The TDP figures tell a clear story about the intended market for each card. At 300W, the RTX 5070 Ti Expert OC demands a robust power supply and adequate case airflow — it is a full-sized enthusiast card in every sense. The RTX 5050 Single Fan draws just 130W, less than half, making it far more accessible in small form factor builds or systems with modest PSUs. This is further reflected in the physical dimensions: the 5070 Ti measures 319 × 150 mm, a substantial dual or triple-slot card, while the 5050 is a compact 147 × 125 mm — small enough to fit in cases where the larger card simply would not.

Neither card has a clear advantage in this group so much as a different design intent. The 5070 Ti Expert OC is built for maximum performance with the power and space requirements that entails, while the 5050 Single Fan prioritizes efficiency and physical flexibility. Users with constrained builds or power budgets will find the RTX 5050 uniquely accommodating; those with full-sized systems optimized for performance will find the RTX 5070 Ti the more scalable choice.

Comparison Summary & Verdict

After a thorough look at the specifications, these two GPUs occupy clearly distinct tiers. The MSI GeForce RTX 5070 Ti Expert OC dominates in every performance metric — delivering 46.23 TFLOPS of floating-point performance, a wider 256-bit memory bus, and 16 GB of faster GDDR7 VRAM — making it the obvious choice for demanding workloads, high-resolution gaming, and content creation. The PNY GeForce RTX 5050 Single Fan, on the other hand, makes a strong case with its compact 147 mm footprint, modest 130W TDP, and higher base GPU clock, offering a power-efficient entry into the Blackwell ecosystem for space-constrained or budget-conscious builds. Both cards share a solid feature set including ray tracing, DLSS, DirectX 12 Ultimate, and HDMI 2.1b, so neither leaves you without modern capabilities.

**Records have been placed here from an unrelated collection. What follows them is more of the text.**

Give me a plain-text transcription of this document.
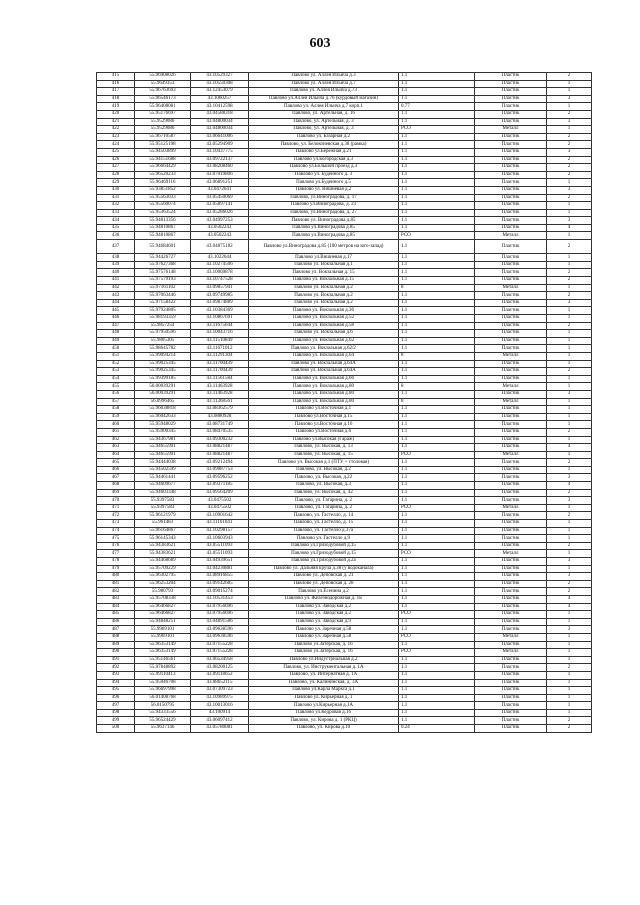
603
415	55.96908026	43.10529327	Павлово ул. Аллея Ильича д.3	1.1	Пластик	2
416	55.9649353	43.10550308	Павлово ул. Аллея Ильича д.7	1.1	Пластик	1
417	55.96763693	43.12453079	Павлово ул. Аллея Ильича д.73	1.1	Пластик	1
418	55.96546173	43.1060257	Павлово ул.Аллея Ильича д.76 (курдовый магазин)	1.1	Пластик	3
419	55.96408081	43.10412598	Павлово ул. Аллея Ильича д.7 корп.1	0.77	Пластик	1
420	55.95176697	43.04588318	Павлово, ул. Артельная, д. 16	1.1	Пластик	2
421	55.9529086	43.04800034	Павлово, ул. Артельная, д. 3	1.1	Пластик	3
422	55.9529086	43.04800034	Павлово, ул. Артельная, д. 3	РСО	Металл	1
423	55.96710587	43.06641006	Павлово ул. Базарная д.2	1.1	Пластик	2
424	55.95125198	43.05294909	Павлово, ул. Белоконевская д.38 (рамка)	1.1	Пластик	2
425	55.94503899	43.10437775	Павлово ул.Бережная д.21	1.1	Пластик	3
426	55.94151688	43.09722137	Павлово ул.Богородская д.3	1.1	Пластик	2
427	55.96664429	43.08208460	Павлово ул.Большой проезд д.3	1.1	Пластик	2
428	55.96520233	43.07019806	Павлово ул. Буденного д. 3	1.1	Пластик	2
429	55.96469116	43.06891251	Павлово ул.Буденного д.5	1.1	Пластик	1
430	55.93851852	43.0472641	Павлово ул. Вишневая д.2	1.1	Пластик	3
431	55.95563033	43.05450069	Павлово, ул.Виноградова, д. 17	1.1	Пластик	2
432	55.95560074	43.05897141	Павлово ул.Виноградова, д. 23	1.1	Пластик	1
433	55.95363524	43.05286026	Павлово, ул.Виноградова, д. 27	1.1	Пластик	1
434	55.94813356	43.04997253	Павлово ул. Виноградова д.85	1.1	Пластик	3
435	55.94810867	43.0502243	Павлово ул.Виноградова д.85	1.1	Пластик	4
436	55.94810867	43.0502243	Павлово ул.Виноградова д.85	РСО	Металл	1
437	55.94684601	43.04875182	Павлово ул.Виноградова д.85 (100 метров на юго-запад)	1.1	Пластик	2
438	55.94426727	43.1022644	Павлово ул.Вишневая д.17	1.1	Пластик	1
439	55.97627368	43.10274506	Павлово ул. Вокзальная д.1	1.1	Пластик	1
440	55.97576148	43.10069878	Павлово ул. Вокзальная д. 15	1.1	Пластик	2
441	55.97579193	43.10747528	Павлово ул. Вокзальная д.15	1.1	Пластик	2
442	55.97161102	43.09857941	Павлово ул. Вокзальная д.2	8	Металл	1
443	55.97063446	43.09749985	Павлово ул. Вокзальная д.2	1.1	Пластик	2
444	55.97158422	43.09874889	Павлово ул. Вокзальная д.2	1.1	Пластик	3
445	55.97924805	43.10384369	Павлово ул. Вокзальная д.36	1.1	Пластик	1
446	55.98193359	43.10867691	Павлово ул. Вокзальная д.52	1.1	Пластик	1
447	55.9857254	43.11675644	Павлово ул. Вокзальная д.58	1.1	Пластик	2
448	55.97950596	43.10043716	Павлово ул. Вокзальная д.6	1.1	Пластик	1
449	55.9805305	43.11510849	Павлово ул. Вокзальная д.62	1.1	Пластик	1
450	55.98645782	43.11671012	Павлово ул. Вокзальная д.62/2	1.1	Пластик	1
451	55.99094214	43.11291304	Павлово ул. Вокзальная д.64	8	Металл	1
452	55.99025345	43.11700439	Павлово ул. Вокзальная д.64А	1.1	Пластик	1
453	55.99025345	43.11700439	Павлово ул. Вокзальная д.64А	1.1	Пластик	2
454	55.99399185	43.11561584	Павлово ул. Вокзальная д.66	1.1	Пластик	1
455	56.00039291	43.11463928	Павлово ул. Вокзальная д.80	8	Металл	1
456	56.00039291	43.11463928	Павлово ул. Вокзальная д.80	1.1	Пластик	3
457	56.0996465	43.11368561	Павлово ул. Вокзальная д.80	8	Металл	1
458	55.96038818	43.08362579	Павлово ул.Восточная д.1	1.1	Пластик	1
459	55.96042633	43.0880928	Павлово ул.Восточная д.15	1.1	Пластик	1
460	55.95948029	43.08731749	Павлово ул.Восточная д.16	1.1	Пластик	1
461	55.95900345	43.08470535	Павлово ул.Восточная д.6	1.1	Пластик	2
462	55.94367981	43.09300232	Павлово ул.Высокая (Гараж)	1.1	Пластик	1
463	55.94655991	43.08821487	Павлово, ул. Высокая, д. 13	1.1	Пластик	4
464	55.94655991	43.08821487	Павлово, ул. Высокая, д. 15	РСО	Металл	1
465	55.94444038	43.09212494	Павлово ул. Высокая д.1 (ПТУ + столовая)	1.1	Пластик	2
466	55.94502599	43.09087753	Павлово, ул. Высокая, д.2	1.1	Пластик	1
467	55.94461441	43.09596252	Павлово, ул. Высокая, д.22	1.1	Пластик	3
468	55.94609677	43.09371185	Павлово, ул. Высокая, д.3	1.1	Пластик	4
469	55.94603348	43.09564209	Павлово, ул. Высокая, д. 42	1.1	Пластик	2
470	55.9397583	43.0475502	Павлово, ул. Гагарина, д. 2	1.1	Пластик	3
471	55.9397583	43.0475502	Павлово, ул. Гагарина, д. 2	РСО	Металл	1
472	55.96121979	43.10901642	Павлово, ул. Гастелло, д. 14	1.1	Пластик	2
473	55.961483	43.11161041	Павлово, ул. Гастелло, д. 15	1.1	Пластик	1
474	55.96164867	43.10298157	Павлово, ул. Гастелло д.37а	1.1	Пластик	1
475	55.96145343	43.10603943	Павлово ул. Гастелло д.9	1.1	Пластик	1
476	55.94383621	43.05511093	Павлово ул.Гризодубовой д.15	1.1	Пластик	2
477	55.94383621	43.05511093	Павлово ул.Гризодубовой д.15	РСО	Металл	1
478	55.94468689	43.04939651	Павлово ул.Гризодубовой д.2а	1.1	Пластик	3
479	55.95709229	43.04230881	Павлово ул. Дальняя круча д.38 (у водоканала)	1.1	Пластик	1
480	55.96302795	43.08916855	Павлово ул. Деповская д. 21	1.1	Пластик	3
481	55.96253204	43.09142685	Павлово ул. Деповская д. 28	1.1	Пластик	2
482	55.980793	43.09015274	Павлово ул.Есенина д.2	1.1	Пластик	2
483	55.95708338	43.10531453	Павлово ул. Железнодорожная д. 1Б	1.1	Пластик	4
484	55.96466827	43.07956696	Павлово ул. Заводская д.2	1.1	Пластик	4
485	55.96466827	43.07956696	Павлово ул. Заводская д.2	РСО	Пластик	1
486	55.94848251	43.04891586	Павлово ул. Заводская д.9	1.1	Пластик	1
487	55.9969101	43.09638596	Павлово ул. Заречная д.58	1.1	Пластик	3
488	55.9969101	43.09638596	Павлово ул. Заречная д.58	РСО	Металл	1
489	55.96353149	43.07155228	Павлово ул.Затерская, д. 16	1.1	Пластик	1
490	55.96353149	43.07155228	Павлово ул.Затерская, д. 16	РСО	Металл	1
491	55.95146561	43.06534958	Павлово ул.Индустриальная д.2	1.1	Пластик	1
492	55.97848892	43.08200125	Павлово, ул. Инструментальная д. 1А	1.1	Пластик	2
493	55.99110413	43.09118652	Павлово, ул. Интернатная д. 1А	1.1	Пластик	1
494	55.95046708	43.08652115	Павлово, ул. Калининская, д. 3А	1.1	Пластик	1
495	55.96697998	43.07309723	Павлово ул.Карла Маркса д.1	1.1	Пластик	1
496	56.01408768	43.10989975	Павлово ул. Кирьерная д. 1	1.1	Пластик	1
497	56.0150795	43.10013016	Павлово ул.Кирьерная д.1А	1.1	Пластик	1
498	55.94333556	43.100914	Павлово ул.Кедровая д.16	1.1	Пластик	1
499	55.96524429	43.06097412	Павлово, ул. Кирова д. 1 (РКЦ)	1.1	Пластик	2
500	55.9637146	43.05780081	Павлово, ул. Кирова д.10	0.24	Пластик	2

MSI GeForce RTX 5070 Ti Expert OC
Buy MSI GeForce RTX 5070 Ti Expert OC if...

Choose the MSI GeForce RTX 5070 Ti Expert OC if you need maximum graphics performance, with 46.23 TFLOPS, 16 GB GDDR7 memory, and 896 GB/s bandwidth for demanding gaming or professional workloads.

PNY GeForce RTX 5050 Single Fan
Buy PNY GeForce RTX 5050 Single Fan if...

Choose the PNY GeForce RTX 5050 Single Fan if you need a compact, power-efficient Blackwell GPU — its 147 mm width and 130W TDP make it ideal for small form factor builds with moderate performance needs.